As far as growing with the characters, sure the characters grew since the pilot but when you have 176 episodes what do you expect.
DS9 is the only Trek show that really has this, or at least it has much, much more of it than the other shows. It's hardly something that can be understood as a given.
DS9's writers were actually really good at building characters, challenging them, and tying together disparate plot threads in ways that were essentially character-driven.
The show compares favorably, in that regard, not just to other Trek shows, but to other shows in the genre, and even outside of it.
Where serial story-telling is concerned, DS9 is pretty amateurish. It's better than other Trek shows, and it's good that the arc episodes are there, but there isn't really much of it, and what's there is far from perfect. DS9's strengths are really world and character building.

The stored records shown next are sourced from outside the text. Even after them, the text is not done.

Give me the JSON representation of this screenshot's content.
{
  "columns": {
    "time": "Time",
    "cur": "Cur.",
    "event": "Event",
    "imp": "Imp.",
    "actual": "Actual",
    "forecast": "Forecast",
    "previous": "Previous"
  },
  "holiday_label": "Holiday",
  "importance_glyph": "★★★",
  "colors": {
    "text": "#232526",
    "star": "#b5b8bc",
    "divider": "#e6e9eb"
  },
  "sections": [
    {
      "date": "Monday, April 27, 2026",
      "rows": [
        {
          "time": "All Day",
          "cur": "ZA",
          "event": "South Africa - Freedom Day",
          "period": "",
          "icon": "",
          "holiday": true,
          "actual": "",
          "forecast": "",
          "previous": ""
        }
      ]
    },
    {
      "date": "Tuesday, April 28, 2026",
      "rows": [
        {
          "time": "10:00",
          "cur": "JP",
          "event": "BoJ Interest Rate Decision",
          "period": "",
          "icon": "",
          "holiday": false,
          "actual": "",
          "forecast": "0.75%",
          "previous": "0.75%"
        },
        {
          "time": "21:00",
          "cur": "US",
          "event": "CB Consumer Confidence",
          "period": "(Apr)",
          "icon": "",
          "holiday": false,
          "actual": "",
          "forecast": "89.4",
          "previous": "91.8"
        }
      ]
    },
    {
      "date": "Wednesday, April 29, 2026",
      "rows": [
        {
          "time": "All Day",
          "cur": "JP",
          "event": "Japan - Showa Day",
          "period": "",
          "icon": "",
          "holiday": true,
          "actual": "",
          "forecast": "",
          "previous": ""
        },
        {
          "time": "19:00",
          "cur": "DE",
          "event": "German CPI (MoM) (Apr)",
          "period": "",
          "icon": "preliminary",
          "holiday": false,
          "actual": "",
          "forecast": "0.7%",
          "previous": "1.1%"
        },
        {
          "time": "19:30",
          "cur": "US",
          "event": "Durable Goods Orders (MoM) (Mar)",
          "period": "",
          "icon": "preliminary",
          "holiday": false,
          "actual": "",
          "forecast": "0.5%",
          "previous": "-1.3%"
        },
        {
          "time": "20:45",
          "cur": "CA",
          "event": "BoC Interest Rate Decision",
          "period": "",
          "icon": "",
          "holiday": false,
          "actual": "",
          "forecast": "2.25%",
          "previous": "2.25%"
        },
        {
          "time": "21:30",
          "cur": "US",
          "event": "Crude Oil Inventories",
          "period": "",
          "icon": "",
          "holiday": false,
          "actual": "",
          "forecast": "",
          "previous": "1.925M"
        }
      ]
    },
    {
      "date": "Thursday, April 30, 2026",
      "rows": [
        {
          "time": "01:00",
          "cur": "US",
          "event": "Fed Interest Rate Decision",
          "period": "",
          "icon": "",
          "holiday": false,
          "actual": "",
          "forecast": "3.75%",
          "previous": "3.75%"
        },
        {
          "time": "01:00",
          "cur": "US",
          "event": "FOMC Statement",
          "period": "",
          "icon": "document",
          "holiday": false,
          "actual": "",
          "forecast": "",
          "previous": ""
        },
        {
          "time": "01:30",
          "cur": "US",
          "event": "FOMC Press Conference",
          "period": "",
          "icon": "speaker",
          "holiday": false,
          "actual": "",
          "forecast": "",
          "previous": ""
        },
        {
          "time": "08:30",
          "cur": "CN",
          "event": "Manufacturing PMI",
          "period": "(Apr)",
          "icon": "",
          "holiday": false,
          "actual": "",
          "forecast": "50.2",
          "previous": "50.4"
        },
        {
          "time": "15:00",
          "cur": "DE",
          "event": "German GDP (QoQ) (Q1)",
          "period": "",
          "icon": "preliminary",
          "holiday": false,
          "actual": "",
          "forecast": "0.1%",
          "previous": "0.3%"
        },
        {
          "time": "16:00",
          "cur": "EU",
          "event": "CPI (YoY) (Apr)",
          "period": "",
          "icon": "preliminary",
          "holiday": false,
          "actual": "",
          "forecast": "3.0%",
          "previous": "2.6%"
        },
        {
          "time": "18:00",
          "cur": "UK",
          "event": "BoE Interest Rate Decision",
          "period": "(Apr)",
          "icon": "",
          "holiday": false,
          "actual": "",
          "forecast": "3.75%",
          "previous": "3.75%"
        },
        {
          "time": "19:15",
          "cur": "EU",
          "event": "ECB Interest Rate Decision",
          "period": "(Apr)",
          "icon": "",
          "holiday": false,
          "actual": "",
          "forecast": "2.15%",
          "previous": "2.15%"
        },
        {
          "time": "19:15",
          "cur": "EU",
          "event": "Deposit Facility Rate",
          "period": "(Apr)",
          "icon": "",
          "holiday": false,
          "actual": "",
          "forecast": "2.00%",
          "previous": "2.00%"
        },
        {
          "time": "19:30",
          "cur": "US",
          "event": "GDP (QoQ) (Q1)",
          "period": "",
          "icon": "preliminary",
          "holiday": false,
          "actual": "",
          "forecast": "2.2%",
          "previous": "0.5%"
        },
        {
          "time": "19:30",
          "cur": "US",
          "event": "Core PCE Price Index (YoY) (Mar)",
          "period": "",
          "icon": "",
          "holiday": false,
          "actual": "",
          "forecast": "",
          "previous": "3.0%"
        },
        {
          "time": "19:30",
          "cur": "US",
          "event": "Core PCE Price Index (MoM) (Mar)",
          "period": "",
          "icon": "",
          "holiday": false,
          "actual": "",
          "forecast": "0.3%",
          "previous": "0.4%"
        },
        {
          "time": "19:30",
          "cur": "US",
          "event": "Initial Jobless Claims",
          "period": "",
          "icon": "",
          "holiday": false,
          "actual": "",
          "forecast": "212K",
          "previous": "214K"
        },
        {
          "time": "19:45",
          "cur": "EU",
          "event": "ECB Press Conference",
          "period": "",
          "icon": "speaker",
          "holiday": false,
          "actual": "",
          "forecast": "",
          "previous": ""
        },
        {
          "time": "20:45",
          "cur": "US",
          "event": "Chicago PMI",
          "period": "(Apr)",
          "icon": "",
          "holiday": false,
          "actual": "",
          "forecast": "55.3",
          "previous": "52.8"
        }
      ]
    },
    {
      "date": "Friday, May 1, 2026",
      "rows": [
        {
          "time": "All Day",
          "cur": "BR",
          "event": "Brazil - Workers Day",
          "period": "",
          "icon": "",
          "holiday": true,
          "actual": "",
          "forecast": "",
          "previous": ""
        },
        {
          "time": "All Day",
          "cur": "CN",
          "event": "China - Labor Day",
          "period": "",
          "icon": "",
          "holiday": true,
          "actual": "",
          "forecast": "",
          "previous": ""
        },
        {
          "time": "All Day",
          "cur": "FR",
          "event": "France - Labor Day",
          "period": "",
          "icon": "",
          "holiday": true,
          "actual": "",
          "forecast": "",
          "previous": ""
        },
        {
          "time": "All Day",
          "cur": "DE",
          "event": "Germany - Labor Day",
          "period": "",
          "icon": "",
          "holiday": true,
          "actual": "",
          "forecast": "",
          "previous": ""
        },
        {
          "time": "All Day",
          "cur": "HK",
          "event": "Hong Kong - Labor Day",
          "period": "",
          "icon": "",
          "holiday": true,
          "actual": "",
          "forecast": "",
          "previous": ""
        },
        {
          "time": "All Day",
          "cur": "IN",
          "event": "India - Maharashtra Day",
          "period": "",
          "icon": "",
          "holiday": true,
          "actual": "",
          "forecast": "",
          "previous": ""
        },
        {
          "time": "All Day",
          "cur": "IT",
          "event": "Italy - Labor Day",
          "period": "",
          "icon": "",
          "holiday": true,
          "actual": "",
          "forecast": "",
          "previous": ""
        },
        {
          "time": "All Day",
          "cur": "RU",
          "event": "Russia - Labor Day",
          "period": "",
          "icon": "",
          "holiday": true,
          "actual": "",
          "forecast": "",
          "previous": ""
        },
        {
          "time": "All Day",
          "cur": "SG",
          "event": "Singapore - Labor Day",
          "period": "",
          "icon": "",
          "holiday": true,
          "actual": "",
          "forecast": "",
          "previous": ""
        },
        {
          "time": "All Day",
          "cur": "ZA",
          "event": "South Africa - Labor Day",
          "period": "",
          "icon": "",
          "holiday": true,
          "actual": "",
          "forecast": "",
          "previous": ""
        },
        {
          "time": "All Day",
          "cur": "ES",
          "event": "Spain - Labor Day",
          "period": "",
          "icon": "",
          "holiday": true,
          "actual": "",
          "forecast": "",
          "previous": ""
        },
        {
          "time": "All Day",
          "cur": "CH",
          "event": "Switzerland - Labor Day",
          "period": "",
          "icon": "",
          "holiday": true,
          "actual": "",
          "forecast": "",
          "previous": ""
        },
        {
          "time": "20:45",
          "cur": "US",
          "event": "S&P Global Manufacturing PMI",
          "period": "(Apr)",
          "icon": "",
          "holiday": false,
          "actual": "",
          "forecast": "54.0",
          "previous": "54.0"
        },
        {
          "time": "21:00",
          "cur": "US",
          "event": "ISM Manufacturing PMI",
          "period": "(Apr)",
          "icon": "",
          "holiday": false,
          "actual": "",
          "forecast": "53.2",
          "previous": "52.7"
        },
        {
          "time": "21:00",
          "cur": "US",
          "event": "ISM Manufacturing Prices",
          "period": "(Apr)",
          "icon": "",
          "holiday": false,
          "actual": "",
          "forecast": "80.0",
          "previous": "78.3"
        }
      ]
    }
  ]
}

Not all of the characters have Kira, Odo, or Nog-like arcs, but they are all affected by the journey in one way or another. Quark is a good example of that. In a sense, his journey is "staying the same," i.e. not being assimilated, not going soft as he puts it, or not completely. So Quark and his bar end up almost like the station itself: the main stable element. But the Quark of
WYLB is not the Quark of
Emissary. The difference is just more subtle than wth, say, Nog.
Why? Because Quark has had his initial views and values challenged in a hundred different ways since the pilot. He still has them, but he understands them differently because of those experiences. One could say the same thing about how DS9 challenged some of Trek's core ideas: they survive, and in a sense they are stronger at the end of the show than before. But we understand them differently.